The Effect of Domain Specificity on the Performance of Domain-Specific Pre-Trained Language Models (도메인 특수성이 도메인 특화 사전학습 언어모델의 성능에 미치는 영향)

  • Han, Minah;Kim, Younha;Kim, Namgyu
    • Journal of Intelligence and Information Systems
    • /
    • 제28권4호
    • /
    • pp.251-273
    • /
    • 2022
  • Recently, research on applying text analysis to deep learning has steadily continued. In particular, researches have been actively conducted to understand the meaning of words and perform tasks such as summarization and sentiment classification through a pre-trained language model that learns large datasets. However, existing pre-trained language models show limitations in that they do not understand specific domains well. Therefore, in recent years, the flow of research has shifted toward creating a language model specialized for a particular domain. Domain-specific pre-trained language models allow the model to understand the knowledge of a particular domain better and reveal performance improvements on various tasks in the field. However, domain-specific further pre-training is expensive to acquire corpus data of the target domain. Furthermore, many cases have reported that performance improvement after further pre-training is insignificant in some domains. As such, it is difficult to decide to develop a domain-specific pre-trained language model, while it is not clear whether the performance will be improved dramatically.
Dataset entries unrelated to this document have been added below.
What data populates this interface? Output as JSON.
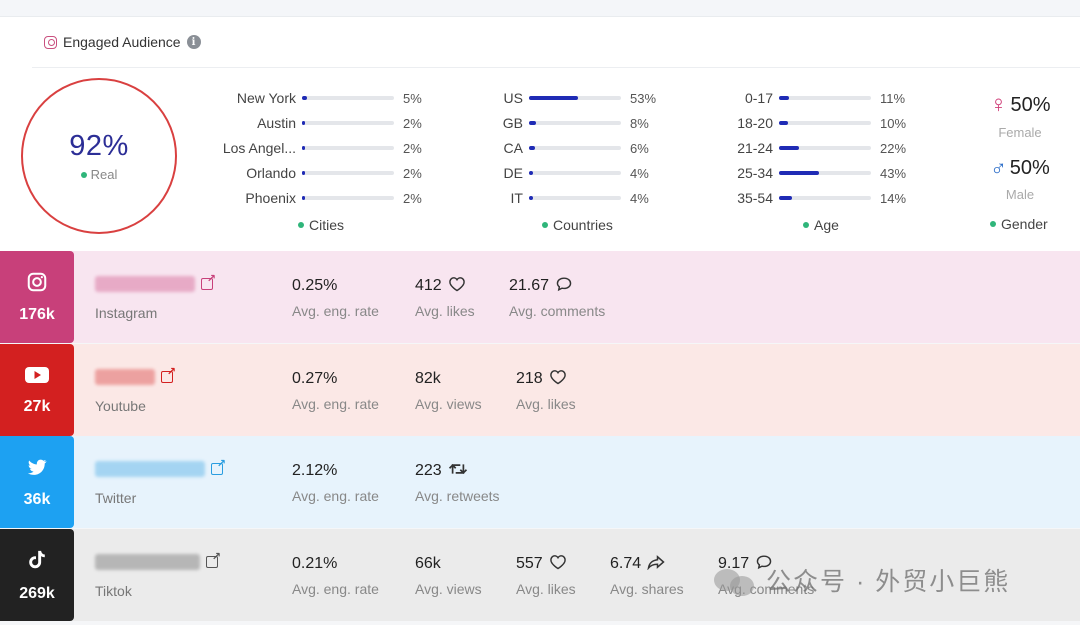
{
  "header": {
    "title": "Engaged Audience"
  },
  "score": {
    "value": "92%",
    "label": "Real"
  },
  "cities": {
    "caption": "Cities",
    "items": [
      {
        "name": "New York",
        "pct": "5%",
        "fill": 0.05
      },
      {
        "name": "Austin",
        "pct": "2%",
        "fill": 0.02
      },
      {
        "name": "Los Angel...",
        "pct": "2%",
        "fill": 0.02
      },
      {
        "name": "Orlando",
        "pct": "2%",
        "fill": 0.02
      },
      {
        "name": "Phoenix",
        "pct": "2%",
        "fill": 0.02
      }
    ]
  },
  "countries": {
    "caption": "Countries",
    "items": [
      {
        "name": "US",
        "pct": "53%",
        "fill": 0.53
      },
      {
        "name": "GB",
        "pct": "8%",
        "fill": 0.08
      },
      {
        "name": "CA",
        "pct": "6%",
        "fill": 0.06
      },
      {
        "name": "DE",
        "pct": "4%",
        "fill": 0.04
      },
      {
        "name": "IT",
        "pct": "4%",
        "fill": 0.04
      }
    ]
  },
  "age": {
    "caption": "Age",
    "items": [
      {
        "name": "0-17",
        "pct": "11%",
        "fill": 0.11
      },
      {
        "name": "18-20",
        "pct": "10%",
        "fill": 0.1
      },
      {
        "name": "21-24",
        "pct": "22%",
        "fill": 0.22
      },
      {
        "name": "25-34",
        "pct": "43%",
        "fill": 0.43
      },
      {
        "name": "35-54",
        "pct": "14%",
        "fill": 0.14
      }
    ]
  },
  "gender": {
    "caption": "Gender",
    "female": {
      "symbol": "♀",
      "pct": "50%",
      "label": "Female"
    },
    "male": {
      "symbol": "♂",
      "pct": "50%",
      "label": "Male"
    }
  },
  "platforms": [
    {
      "key": "instagram",
      "platform": "Instagram",
      "count": "176k",
      "badge_color": "#c8407a",
      "row_color": "#f8e5f0",
      "link_color": "#c8407a",
      "metrics": [
        {
          "value": "0.25%",
          "label": "Avg. eng. rate",
          "icon": ""
        },
        {
          "value": "412",
          "label": "Avg. likes",
          "icon": "heart-icon"
        },
        {
          "value": "21.67",
          "label": "Avg. comments",
          "icon": "comment-icon"
        }
      ]
    },
    {
      "key": "youtube",
      "platform": "Youtube",
      "count": "27k",
      "badge_color": "#d32020",
      "row_color": "#fbe8e6",
      "link_color": "#d32020",
      "metrics": [
        {
          "value": "0.27%",
          "label": "Avg. eng. rate",
          "icon": ""
        },
        {
          "value": "82k",
          "label": "Avg. views",
          "icon": ""
        },
        {
          "value": "218",
          "label": "Avg. likes",
          "icon": "heart-icon"
        }
      ]
    },
    {
      "key": "twitter",
      "platform": "Twitter",
      "count": "36k",
      "badge_color": "#1da1f2",
      "row_color": "#e7f3fc",
      "link_color": "#2a9de0",
      "metrics": [
        {
          "value": "2.12%",
          "label": "Avg. eng. rate",
          "icon": ""
        },
        {
          "value": "223",
          "label": "Avg. retweets",
          "icon": "retweet-icon"
        }
      ]
    },
    {
      "key": "tiktok",
      "platform": "Tiktok",
      "count": "269k",
      "badge_color": "#222222",
      "row_color": "#ebebeb",
      "link_color": "#555555",
      "metrics": [
        {
          "value": "0.21%",
          "label": "Avg. eng. rate",
          "icon": ""
        },
        {
          "value": "66k",
          "label": "Avg. views",
          "icon": ""
        },
        {
          "value": "557",
          "label": "Avg. likes",
          "icon": "heart-icon"
        },
        {
          "value": "6.74",
          "label": "Avg. shares",
          "icon": "share-icon"
        },
        {
          "value": "9.17",
          "label": "Avg. comments",
          "icon": "comment-icon"
        }
      ]
    }
  ],
  "watermark": {
    "text": "公众号 · 外贸小巨熊"
  }
}
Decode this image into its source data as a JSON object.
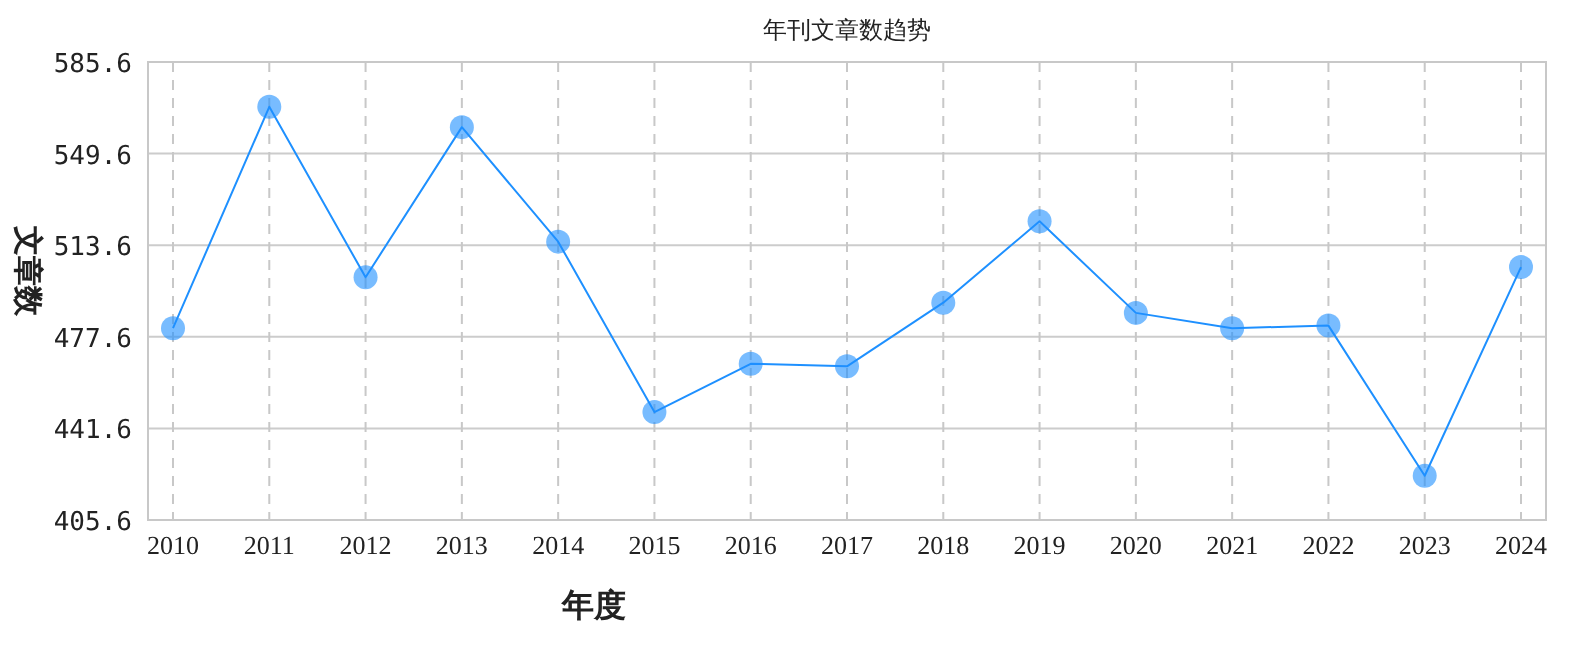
{
  "chart_data": {
    "type": "line",
    "title": "年刊文章数趋势",
    "xlabel": "年度",
    "ylabel": "文章数",
    "categories": [
      "2010",
      "2011",
      "2012",
      "2013",
      "2014",
      "2015",
      "2016",
      "2017",
      "2018",
      "2019",
      "2020",
      "2021",
      "2022",
      "2023",
      "2024"
    ],
    "series": [
      {
        "color": "#1e90ff",
        "values": [
          481,
          568,
          501,
          560,
          515,
          448,
          467,
          466,
          491,
          523,
          487,
          481,
          482,
          423,
          505
        ]
      }
    ],
    "ylim": [
      405.6,
      585.6
    ],
    "yticks": [
      405.6,
      441.6,
      477.6,
      513.6,
      549.6,
      585.6
    ],
    "grid": true,
    "marker": "circle",
    "line_style": "solid"
  }
}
In this paper, we present a way to proactively check the expected performance improvement by further pre-training in a domain before actually performing further pre-training. Specifically, after selecting three domains, we measured the increase in classification accuracy through further pre-training in each domain. We also developed and presented new indicators to estimate the specificity of the domain based on the normalized frequency of the keywords used in each domain. Finally, we conducted classification using a pre-trained language model and a domain-specific pre-trained language model of three domains. As a result, we confirmed that the higher the domain specificity index, the higher the performance improvement through further pre-training.